New York/Budapest. Außenminister Péter Szijjártó erklärte in New York, Ungarn wolle auf der diesjährigen UN-Generalversammlung nicht der „Brüsseler Erzählung“ über den Krieg in der Ukraine folgen, sondern primär Frieden fördern. Dabei handle das Land im Interesse seiner Souveränität und wolle Initiativen unterstützen, die zur Beilegung von Konflikten beitragen: „jedem Vorstoß, der für Frieden steht, wird Ungarn zustimmen, jedem, der gegen Frieden arbeitet, wird es sich verweigern.“

Welche und warum, bleibt wie von Szijjártó gewohnt im Dunkeln. Es wird erwartet dass Ungarn nicht nur in Sachen Ukraine Krieg sondern auch bezüglich Israels andauernden völkerrechtswiddrigen Krieg die Linie der EU konterkariert. Eine Anerkennung Palästinas, wie von zahlreichen Staaten der EU angekündigt, ist nicht zu erwarten.

Themen & Agenda der UNGA 2025

Nach offiziellen EU-Unterlagen stehen auf der Agenda der 80. Sitzung der UNGA vom 23. Bis zum 29. September 2025 mehrere Kernthemen: multilateralistische Reformen, Friedens- und Sicherheitsarchitektur der UN, nachhaltige Entwicklung gemäß der Agenda 2030 sowie Geopolitik.

Ein spezieller Punkt ist die Frage der friedlichen Beilegung des Palästina-Konflikts und der Rehabilitation der Zwei-Staaten-Lösung. Bei einer Konferenz am 22. September betonte EU-Präsident António Costa diese Linie ausdrücklich: sofortiger Waffenstillstand, uneingeschränkter humanitärer Zugang in Gaza sowie die Freilassung sämtlicher Geiseln. Auch wurden Forderungen gestellt, die Eskalation im Westjordanland zu beenden und illegale Siedlungen einzustellen.

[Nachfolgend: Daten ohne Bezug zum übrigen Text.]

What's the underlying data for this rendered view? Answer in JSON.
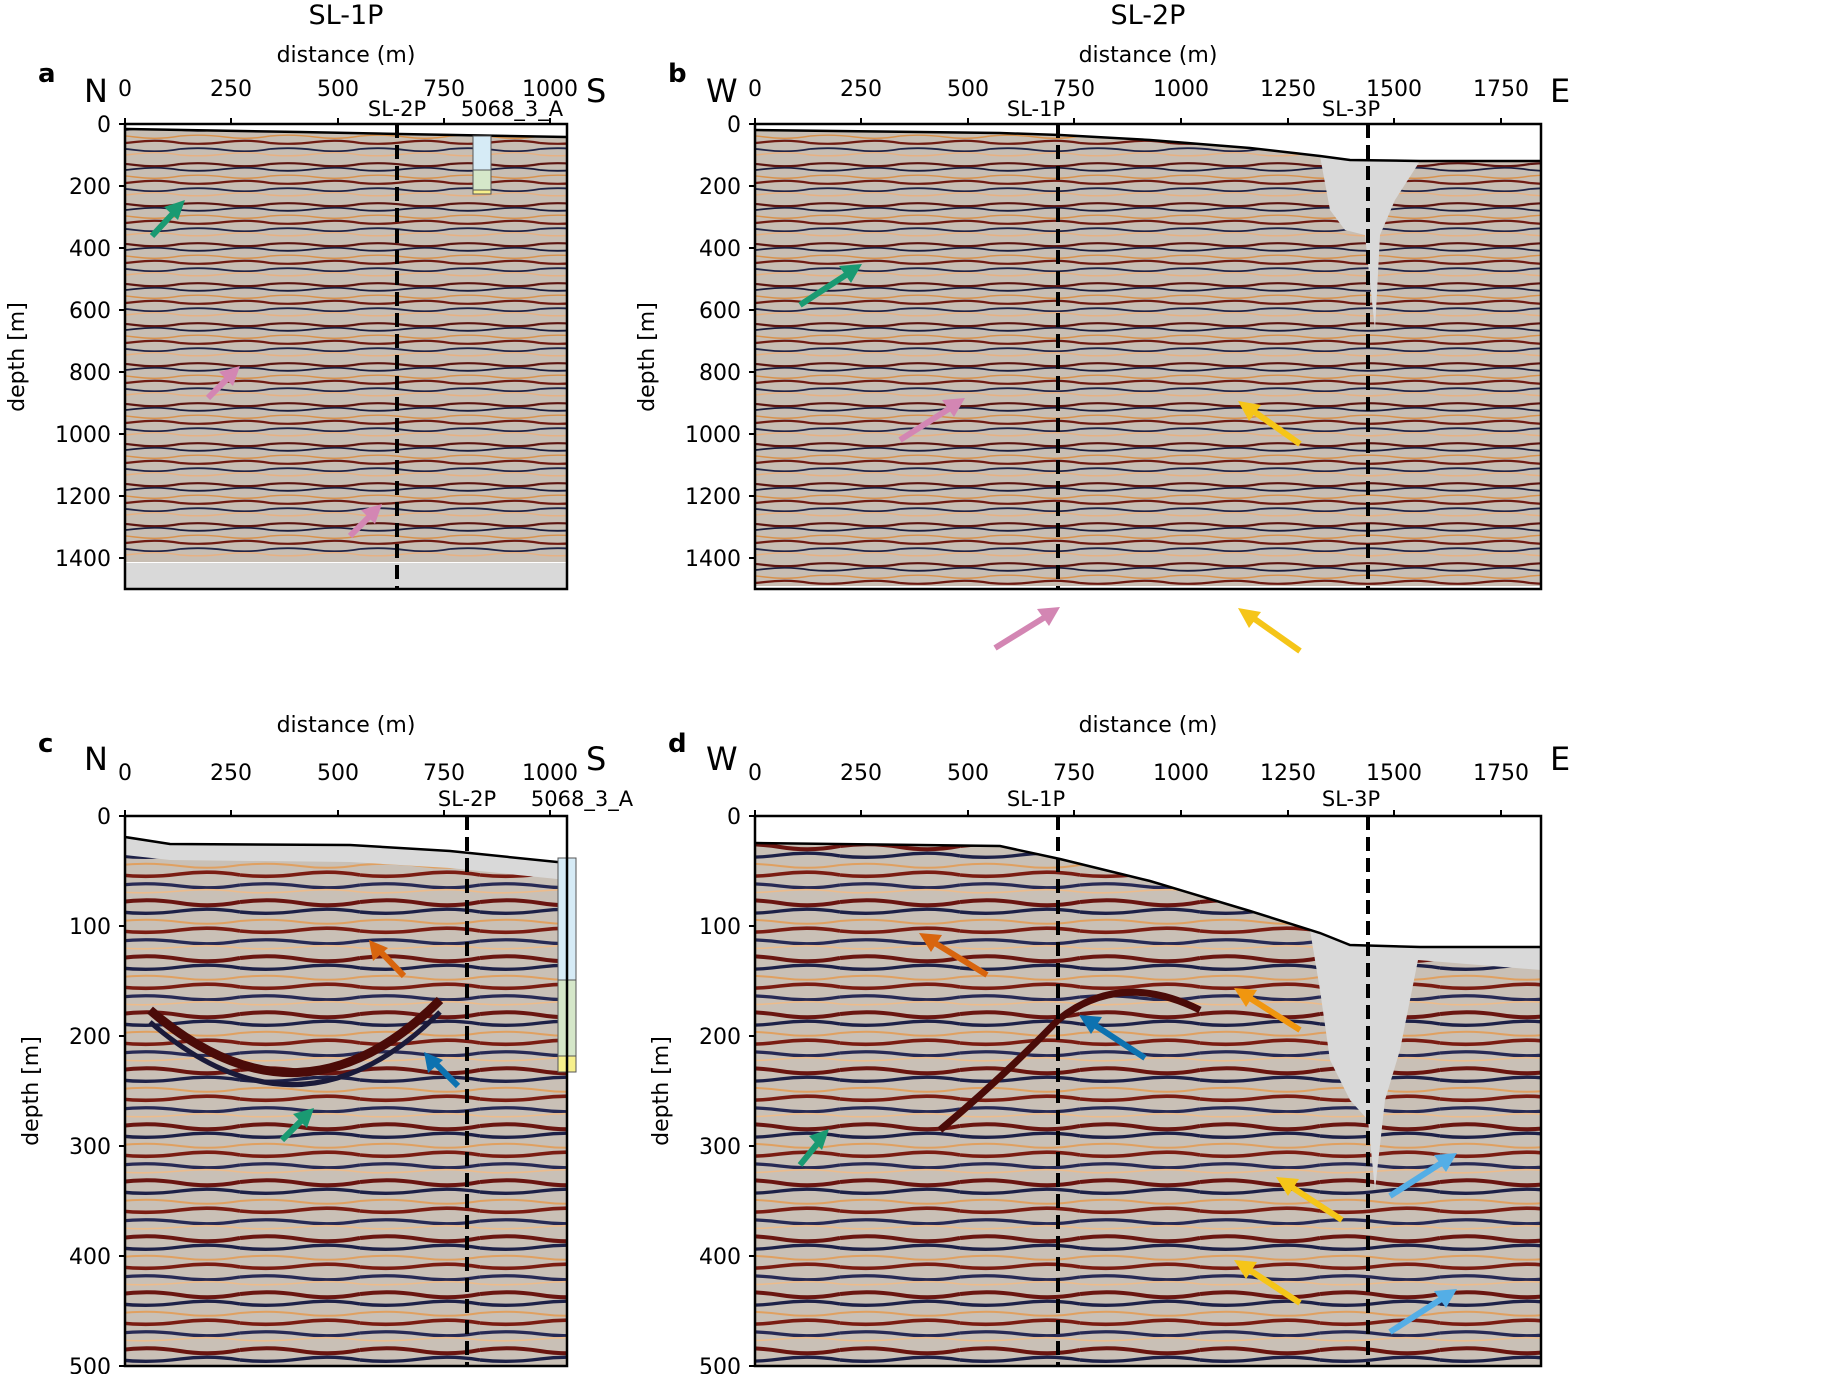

Ein Interessanter Punkt ist die Verabschiedung der „New York Declaration on the Peaceful Settlement of the Question of Palestine and the Implementation of the Two-State Solution“. Die Erklärung fordert die Schaffung eines souveränen palästinensischen Staates und verknüpft dies mit politischen und humanitären Bedingungen.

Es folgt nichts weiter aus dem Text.